Just simmer down. He didn’t know you were going to try to cook him dinner and just have a quiet night in. You can’t be mad that he’s broken plans that you hadn’t even made yet.
“It just seems like such a waste,” she said softly. “None of it makes sense anymore.”
“I don’t know if war ever really did,” John admitted, stopping on the other side of the console. He braced his hands against its edge and stared down at her, expression softening for a second. “It wasn’t anyone you knew, was it?”
She managed a smile and shook her head. “No. Not on any recent casualty lists, anyway. Hell. The last big one that would’ve had any kind of significant impact was Hunter and…well.”
He smiled a crooked smile. “Yeah, we know how that turned out. Does it still bother you?”
“That they told us she was dead when she wasn’t? Yeah. Yeah, it really does. Sometimes it makes me wonder what they were actually planning to do with her after that happened—if they were planning on doing anything.”
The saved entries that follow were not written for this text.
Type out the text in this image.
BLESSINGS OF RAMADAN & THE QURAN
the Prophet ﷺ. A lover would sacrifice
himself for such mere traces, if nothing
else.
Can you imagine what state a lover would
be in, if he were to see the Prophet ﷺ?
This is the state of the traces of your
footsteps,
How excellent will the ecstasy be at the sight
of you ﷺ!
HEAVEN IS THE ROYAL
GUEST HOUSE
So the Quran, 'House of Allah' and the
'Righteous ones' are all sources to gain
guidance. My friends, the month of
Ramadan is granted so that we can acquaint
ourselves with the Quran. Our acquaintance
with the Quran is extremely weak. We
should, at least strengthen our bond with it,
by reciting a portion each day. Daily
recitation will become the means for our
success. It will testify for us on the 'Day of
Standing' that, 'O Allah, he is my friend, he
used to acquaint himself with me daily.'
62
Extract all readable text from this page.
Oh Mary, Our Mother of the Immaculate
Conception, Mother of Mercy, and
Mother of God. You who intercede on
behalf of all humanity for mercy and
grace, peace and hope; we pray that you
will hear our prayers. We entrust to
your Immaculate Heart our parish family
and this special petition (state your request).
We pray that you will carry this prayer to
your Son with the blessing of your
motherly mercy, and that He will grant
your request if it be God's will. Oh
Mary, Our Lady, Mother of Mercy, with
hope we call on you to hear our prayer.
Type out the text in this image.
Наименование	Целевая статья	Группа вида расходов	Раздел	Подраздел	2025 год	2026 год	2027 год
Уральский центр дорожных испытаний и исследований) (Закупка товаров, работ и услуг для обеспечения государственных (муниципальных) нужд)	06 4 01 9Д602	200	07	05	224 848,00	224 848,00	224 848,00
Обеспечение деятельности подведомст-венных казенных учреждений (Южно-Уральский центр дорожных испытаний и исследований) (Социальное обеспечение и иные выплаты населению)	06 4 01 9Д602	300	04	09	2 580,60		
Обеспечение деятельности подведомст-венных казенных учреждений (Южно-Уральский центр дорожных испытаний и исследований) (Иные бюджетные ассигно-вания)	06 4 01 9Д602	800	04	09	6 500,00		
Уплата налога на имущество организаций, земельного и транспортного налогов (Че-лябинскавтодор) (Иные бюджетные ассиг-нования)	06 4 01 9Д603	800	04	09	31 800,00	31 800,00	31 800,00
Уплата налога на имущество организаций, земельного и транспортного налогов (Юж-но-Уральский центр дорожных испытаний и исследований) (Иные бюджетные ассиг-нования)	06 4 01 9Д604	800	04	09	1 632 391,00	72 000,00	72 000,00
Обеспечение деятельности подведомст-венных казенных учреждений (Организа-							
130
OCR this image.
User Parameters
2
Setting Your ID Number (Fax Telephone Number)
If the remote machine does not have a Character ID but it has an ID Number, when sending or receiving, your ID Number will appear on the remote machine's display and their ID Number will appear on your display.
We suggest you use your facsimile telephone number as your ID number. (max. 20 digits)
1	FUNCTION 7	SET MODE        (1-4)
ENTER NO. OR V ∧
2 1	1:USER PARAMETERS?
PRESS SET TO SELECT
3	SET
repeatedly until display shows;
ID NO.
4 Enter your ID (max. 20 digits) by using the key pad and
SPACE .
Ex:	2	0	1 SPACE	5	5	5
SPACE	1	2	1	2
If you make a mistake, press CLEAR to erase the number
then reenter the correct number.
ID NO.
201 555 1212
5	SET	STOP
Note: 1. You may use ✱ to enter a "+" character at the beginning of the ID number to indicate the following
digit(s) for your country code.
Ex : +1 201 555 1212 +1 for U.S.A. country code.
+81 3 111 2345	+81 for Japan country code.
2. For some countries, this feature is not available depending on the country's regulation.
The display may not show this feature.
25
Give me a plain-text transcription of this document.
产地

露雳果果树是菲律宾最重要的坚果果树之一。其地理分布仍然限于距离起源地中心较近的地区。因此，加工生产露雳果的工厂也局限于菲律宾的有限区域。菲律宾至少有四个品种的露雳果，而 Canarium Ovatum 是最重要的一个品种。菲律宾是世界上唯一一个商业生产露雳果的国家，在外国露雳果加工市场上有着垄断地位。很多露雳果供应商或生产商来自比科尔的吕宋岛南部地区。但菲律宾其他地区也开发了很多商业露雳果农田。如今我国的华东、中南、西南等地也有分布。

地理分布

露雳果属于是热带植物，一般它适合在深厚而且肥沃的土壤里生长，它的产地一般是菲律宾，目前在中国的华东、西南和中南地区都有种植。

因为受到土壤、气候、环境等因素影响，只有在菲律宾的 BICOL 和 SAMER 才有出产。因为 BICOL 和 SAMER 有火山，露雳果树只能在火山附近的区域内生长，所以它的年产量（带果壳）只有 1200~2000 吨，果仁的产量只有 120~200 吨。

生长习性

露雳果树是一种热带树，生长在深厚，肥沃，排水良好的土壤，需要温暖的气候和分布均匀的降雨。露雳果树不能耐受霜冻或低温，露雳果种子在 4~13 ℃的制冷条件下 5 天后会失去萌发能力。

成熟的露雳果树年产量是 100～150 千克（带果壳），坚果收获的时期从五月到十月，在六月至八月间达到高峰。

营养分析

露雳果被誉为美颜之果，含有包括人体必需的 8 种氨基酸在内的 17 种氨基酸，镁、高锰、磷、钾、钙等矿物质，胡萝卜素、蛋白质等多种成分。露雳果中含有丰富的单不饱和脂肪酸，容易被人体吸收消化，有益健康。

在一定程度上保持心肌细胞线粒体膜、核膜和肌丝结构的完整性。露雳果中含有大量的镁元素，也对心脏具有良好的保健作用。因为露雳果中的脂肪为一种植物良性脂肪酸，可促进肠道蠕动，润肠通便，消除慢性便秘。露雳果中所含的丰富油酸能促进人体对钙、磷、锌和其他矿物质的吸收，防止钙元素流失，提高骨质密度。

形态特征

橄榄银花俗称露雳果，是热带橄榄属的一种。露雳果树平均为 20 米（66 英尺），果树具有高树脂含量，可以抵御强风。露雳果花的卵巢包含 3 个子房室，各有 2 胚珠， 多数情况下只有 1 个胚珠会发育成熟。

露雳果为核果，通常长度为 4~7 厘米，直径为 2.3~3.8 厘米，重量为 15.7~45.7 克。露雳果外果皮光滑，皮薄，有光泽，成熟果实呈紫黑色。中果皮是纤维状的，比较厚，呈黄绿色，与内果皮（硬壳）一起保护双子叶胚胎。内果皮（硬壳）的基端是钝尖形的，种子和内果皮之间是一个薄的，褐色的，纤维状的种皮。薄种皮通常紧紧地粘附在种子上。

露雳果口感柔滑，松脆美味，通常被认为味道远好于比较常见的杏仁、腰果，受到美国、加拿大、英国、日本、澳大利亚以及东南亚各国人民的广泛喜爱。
John shook his head slightly. “Something tells me that she wasn’t in any kind of state after that to be asked or told to do anything. Whatever her last mission was, whatever actually happened, that was the end of it. It was going to be years before she could do anything like what she used to. That’s not something that the powers at be were going to wait for, war or not.”
“It all sounds logical when you say it,” Kari said. “But then I ask myself when intelligence ever really employed thought processes like that. Seems like never.”
“I think you’re just paranoid.”
That, at least, made her smile. “Can’t have that,” she said, grinning up at him. “That’s your job, isn’t it?”
John, at least, had the grace to blush.